Actualités

Quelles mutations pour les acteurs de la formation professionnelle ?

Ce séminaire organisé par Akto Bourgogne/Franche-Comté et Emfor (réseau Carif-Oref) en partenariat avec le Conseil régional BFC, a réuni OF (organismes de formation) et financeurs à la Maison des entreprises de Dijon le 12 novembre dernier. Cet événement vient clôturer un cycle de webinaires concernant les mutations majeures du secteur. Face à un public de 70 participants, notre collaborateur Xavier Marchand a développé 5 points-clés :

  1. La nécessité pour les OF de changer de modèle économique afin de s’adapter à la baisse des marchés publics et leur réorientation vers les métiers en tension ;
  2. Les mutations du rapport au savoir, en lien notamment avec le potentiel formatif de l’IA ;
  3. La relation entreprise renouvelée grâce à l’AFEST ;
  4. Les impacts organisationnels de la mise en place de la multimodalité ;
  5. Les bénéfices de l’évaluation des effets de la formation.

Ces thèmes ont fait écho à la conférence de Stéphane Balas – Enseignant-chercheur au CNAM, laboratoire “Formation et apprentissage professionnel”. Intitulée : « La formation : entre dilemmes et pensées magiques », sa prise de parole a remis le travail au centre du développement de l’individu en activité de travail.

(Pour aller plus loin, une récente publication du Céreq sur les transformations du marché de la formpro : https://www.cereq.fr/communique-les-transformations-du-marche-de-la-formation-professionnelle-depuis-la-reforme-de-2018)

Retrouver ci-dessous l’article de l’AEF par Alexandra Caccivio , publié le 27/11/2024| Dépêche n°721269

Bourgogne-Franche-Comté : Akto et la région accompagnent par la formation les OF pour qu’ils développent le conseil

Akto et la région Bourgogne-Franche-Comté ont financé une formation à destination des OF qui vient de se conclure après cinq webinaires. Beaucoup d’organismes sont entrés dans une relation dans laquelle ils jouent le rôle de conseil auprès de l’entreprise, interrogeant le travail et cherchant à développer le potentiel économique de l’entreprise, explique Xavier Marchand, chargé d’animer pour le cabinet Didaction la conférence de clôture. Il tire à cette occasion le bilan des enjeux évoqués lors des webinaires et évoque avec un chercheur les « dilemmes » auxquels les OF doivent se confronter.

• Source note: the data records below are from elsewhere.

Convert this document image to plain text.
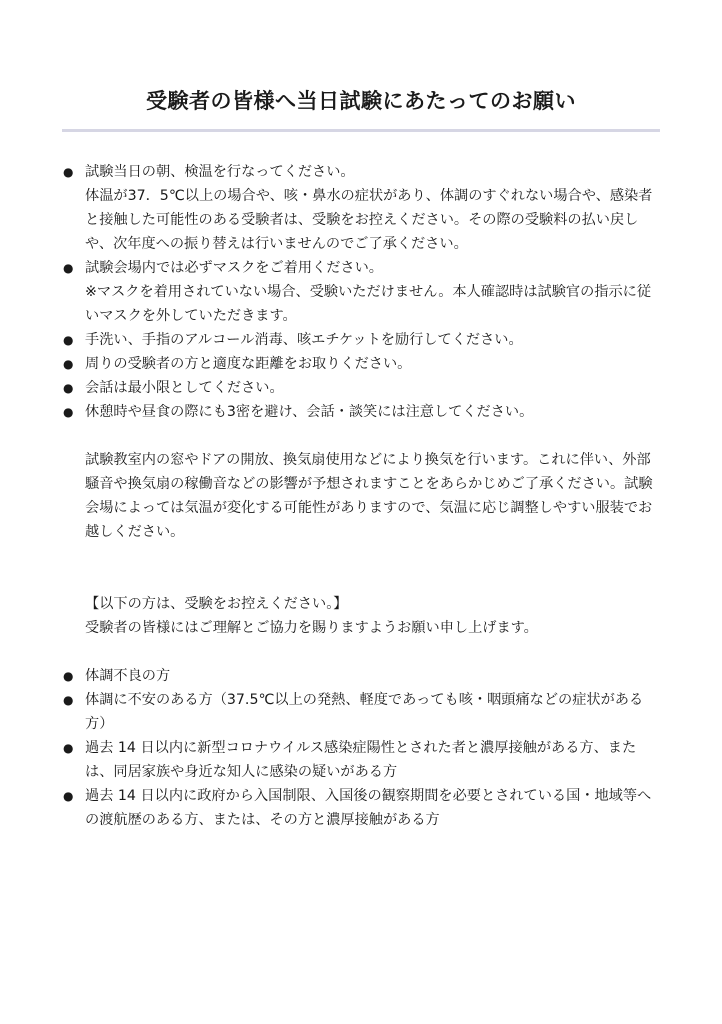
受験者の皆様へ当日試験にあたってのお願い
● 試験当日の朝、検温を行なってください。
体温が37．5℃以上の場合や、咳・鼻水の症状があり、体調のすぐれない場合や、感染者と接触した可能性のある受験者は、受験をお控えください。その際の受験料の払い戻しや、次年度への振り替えは行いませんのでご了承ください。
● 試験会場内では必ずマスクをご着用ください。
※マスクを着用されていない場合、受験いただけません。本人確認時は試験官の指示に従いマスクを外していただきます。
● 手洗い、手指のアルコール消毒、咳エチケットを励行してください。
● 周りの受験者の方と適度な距離をお取りください。
● 会話は最小限としてください。
● 休憩時や昼食の際にも3密を避け、会話・談笑には注意してください。

試験教室内の窓やドアの開放、換気扇使用などにより換気を行います。これに伴い、外部騒音や換気扇の稼働音などの影響が予想されますことをあらかじめご了承ください。試験会場によっては気温が変化する可能性がありますので、気温に応じ調整しやすい服装でお越しください。

【以下の方は、受験をお控えください。】

受験者の皆様にはご理解とご協力を賜りますようお願い申し上げます。

● 体調不良の方
● 体調に不安のある方（37.5℃以上の発熱、軽度であっても咳・咽頭痛などの症状がある方）
● 過去 14 日以内に新型コロナウイルス感染症陽性とされた者と濃厚接触がある方、または、同居家族や身近な知人に感染の疑いがある方
● 過去 14 日以内に政府から入国制限、入国後の観察期間を必要とされている国・地域等への渡航歴のある方、または、その方と濃厚接触がある方
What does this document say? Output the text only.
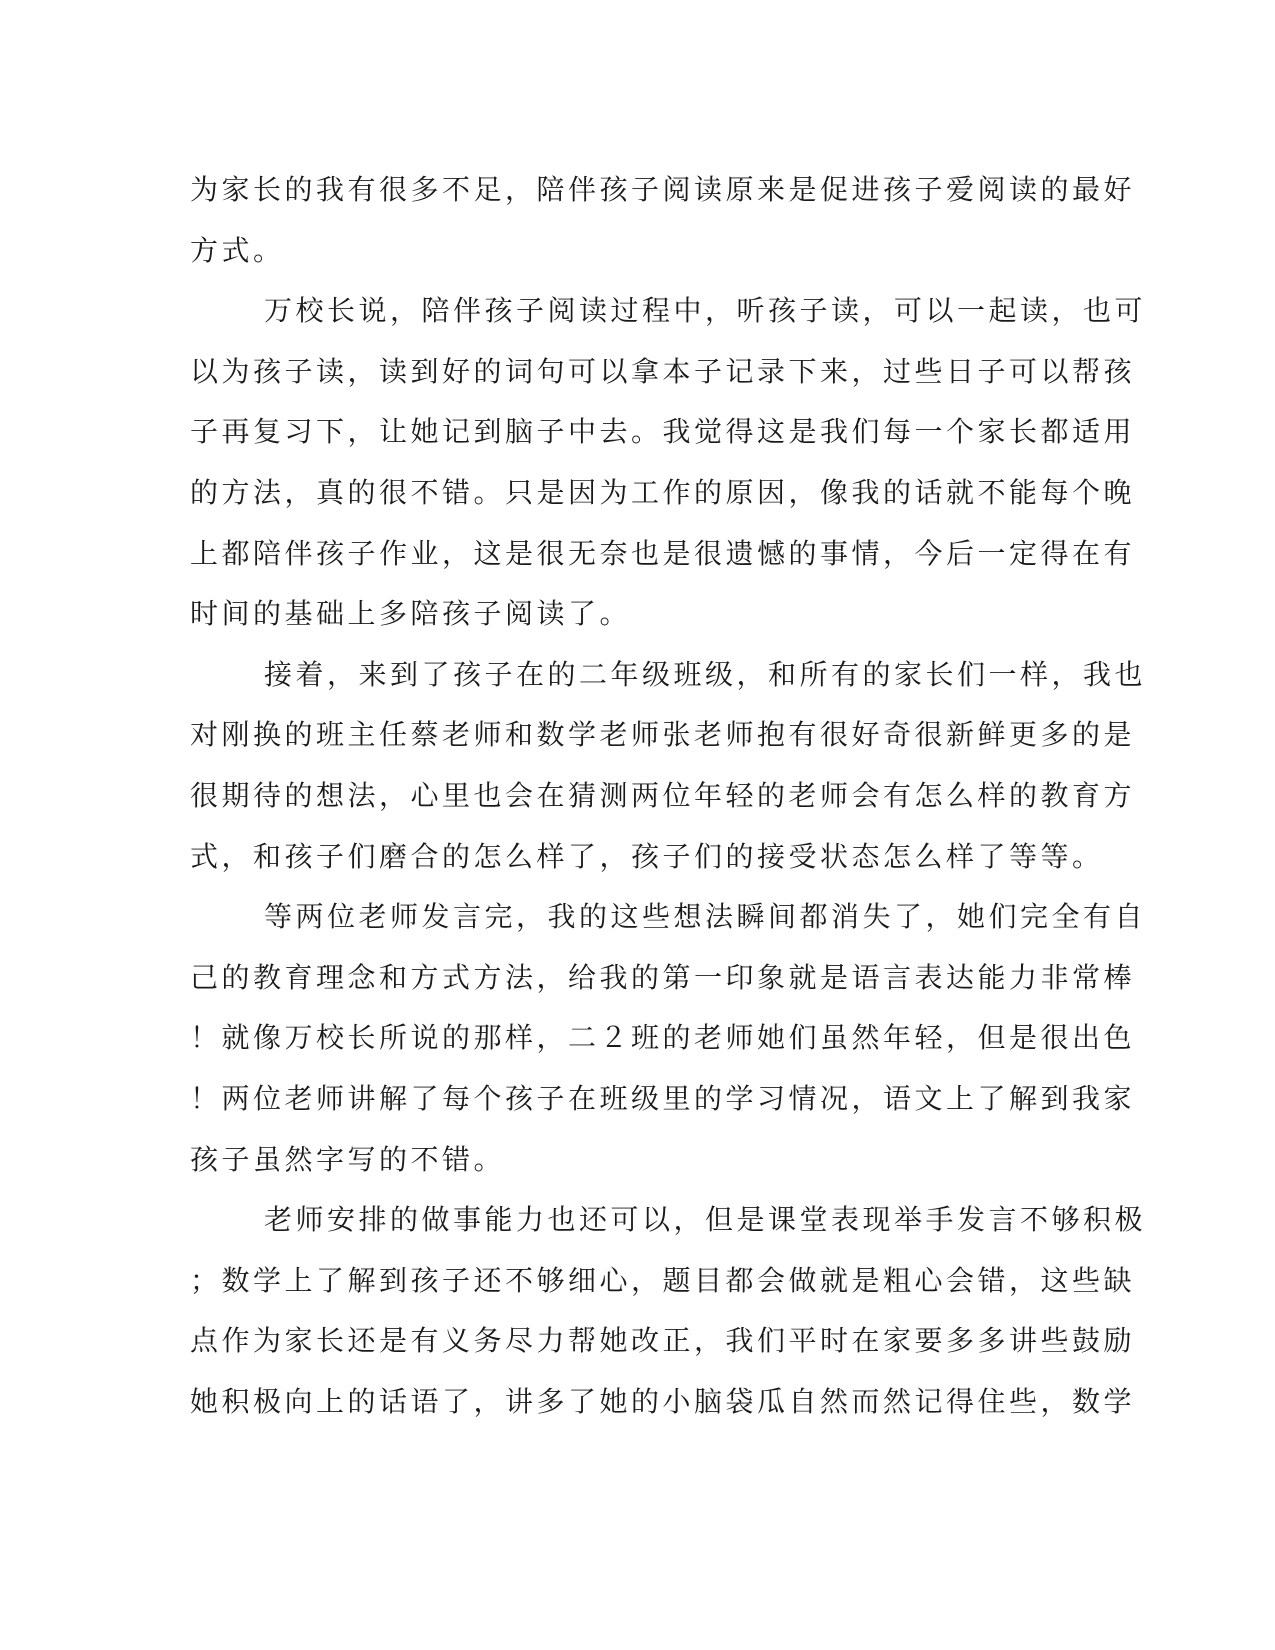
为家长的我有很多不足，陪伴孩子阅读原来是促进孩子爱阅读的最好
方式。
万校长说，陪伴孩子阅读过程中，听孩子读，可以一起读，也可
以为孩子读，读到好的词句可以拿本子记录下来，过些日子可以帮孩
子再复习下，让她记到脑子中去。我觉得这是我们每一个家长都适用
的方法，真的很不错。只是因为工作的原因，像我的话就不能每个晚
上都陪伴孩子作业，这是很无奈也是很遗憾的事情，今后一定得在有
时间的基础上多陪孩子阅读了。
接着，来到了孩子在的二年级班级，和所有的家长们一样，我也
对刚换的班主任蔡老师和数学老师张老师抱有很好奇很新鲜更多的是
很期待的想法，心里也会在猜测两位年轻的老师会有怎么样的教育方
式，和孩子们磨合的怎么样了，孩子们的接受状态怎么样了等等。
等两位老师发言完，我的这些想法瞬间都消失了，她们完全有自
己的教育理念和方式方法，给我的第一印象就是语言表达能力非常棒
！就像万校长所说的那样，二２班的老师她们虽然年轻，但是很出色
！两位老师讲解了每个孩子在班级里的学习情况，语文上了解到我家
孩子虽然字写的不错。
老师安排的做事能力也还可以，但是课堂表现举手发言不够积极
；数学上了解到孩子还不够细心，题目都会做就是粗心会错，这些缺
点作为家长还是有义务尽力帮她改正，我们平时在家要多多讲些鼓励
她积极向上的话语了，讲多了她的小脑袋瓜自然而然记得住些，数学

388 participants, issus des organismes de formation, ont participé à l’action de formation financée en Bourgogne-Franche-Comté par Akto et par le conseil régional, avec l’appui du Carif-Oref). AEFinfo

388 participants, issus des organismes de formation, ont participé en 2024 à l’action de formation financée en Bourgogne-Franche-Comté par Akto et par le conseil régional, dans le cadre de la convention qu’ils ont signée en 2021 et qui associe le Carif-Oref Emfor.

Sur l’année, cinq webinaires sur des thématiques « à forts enjeux » se sont tenus entre janvier et septembre, avant une conférence en présentiel le 12 novembre 2024, à Dijon (Côte-d’Or). La conférence de clôture a marqué l’occasion de faire le bilan des grands enjeux et des contradictions que les organismes de formation doivent relever.

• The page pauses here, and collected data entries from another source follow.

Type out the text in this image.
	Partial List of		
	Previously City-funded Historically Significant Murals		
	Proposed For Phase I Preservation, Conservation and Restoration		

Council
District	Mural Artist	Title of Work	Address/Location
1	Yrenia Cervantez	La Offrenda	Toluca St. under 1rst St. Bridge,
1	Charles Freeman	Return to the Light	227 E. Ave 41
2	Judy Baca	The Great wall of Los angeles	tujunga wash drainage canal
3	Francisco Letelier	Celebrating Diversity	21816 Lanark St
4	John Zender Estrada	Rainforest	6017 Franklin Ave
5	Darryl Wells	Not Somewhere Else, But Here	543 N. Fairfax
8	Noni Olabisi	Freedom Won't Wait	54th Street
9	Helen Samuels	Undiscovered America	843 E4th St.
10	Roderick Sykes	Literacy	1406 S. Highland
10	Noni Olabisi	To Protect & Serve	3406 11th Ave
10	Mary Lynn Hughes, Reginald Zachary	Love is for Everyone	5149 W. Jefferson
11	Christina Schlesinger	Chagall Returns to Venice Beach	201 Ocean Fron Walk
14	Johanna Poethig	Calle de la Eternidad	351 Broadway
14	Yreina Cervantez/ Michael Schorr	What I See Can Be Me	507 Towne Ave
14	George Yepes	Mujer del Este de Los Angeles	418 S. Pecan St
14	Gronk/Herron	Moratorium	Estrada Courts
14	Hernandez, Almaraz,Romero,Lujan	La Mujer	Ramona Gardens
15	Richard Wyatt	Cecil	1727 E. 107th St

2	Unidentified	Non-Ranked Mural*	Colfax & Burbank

LES CHANGEMENTS DANS L’ENVIRONNEMENT DE LA FORMATION ET LEUR IMPACT

Un marché qui a changé. « L’ubérisation de la formation » met à mal « le modèle des organismes de formation qui, avec des mètres carrés, des salariés en CDI et un catalogue de formation, est en fin de vie », résume ainsi Xavier Marchand, psychologue du travail au sein du cabinet de conseil Didaction. Mais, avec 11 secteurs professionnels sur les 17 référencés par l’Insee en pénurie de compétences, la formation n’est pas moribonde, « les entreprises ont besoin de vos compétences », rassure-t-il.

Une pédagogie qui s’adapte, mais pas assez. La pédagogie basée sur des mises en situation aurait dû se développer avec l’Afest. « Elle a des effets bluffants » comme l’atteste l’expérience des MFR « qui y recourent depuis longtemps » en donnant « la parole en premier à l’apprenant qui apporte ce qu’il sait », explique Xavier Marchand. Les OF, dans les faits, recourent « très très peu » à l’Afest: « elle demande d’aller dans l’entreprise or votre modèle économique ne le permet pas », constate-t-il.

L’évaluation de la formation comme moteur de changement. L’évaluation doit permettre de juger de la qualité et de l’efficacité d’une formation (le retour sur l’investissement). Mais depuis 1971 et le livre blanc de Jacques Delors, « on n’évalue rien, rien qui intéresse les chefs d’entreprise et les managers ». Il existe pourtant des outils pour le faire. « La méthode Kirkpatrick est intéressante car elle va jusqu’à regarder l’intégration des acquis dans les pratiques professionnelles (niveau 3) voire, c’est le niveau 4, les effets que produit la formation sur le modèle économique de l’entreprise. » Pour Xavier Marchand, « cela va changer votre relation avec vos clients », tout en donnant « de la valeur au travail que vous faites au quotidien ».

Certains OF ont déjà pris le virage ainsi qu’en témoigne un des participants expliquant que, « d’organisme de formation, on est passé en société de conseil, parce que l’interlocuteur, c’est le patron, qui attend un conseil. La conséquence de l’analyse du travail et de la prestation de conseil, c’est qu’on met en œuvre une offre multimodale, très adaptée, qui nous permet d’être niveau 4 Kirkpatrick ».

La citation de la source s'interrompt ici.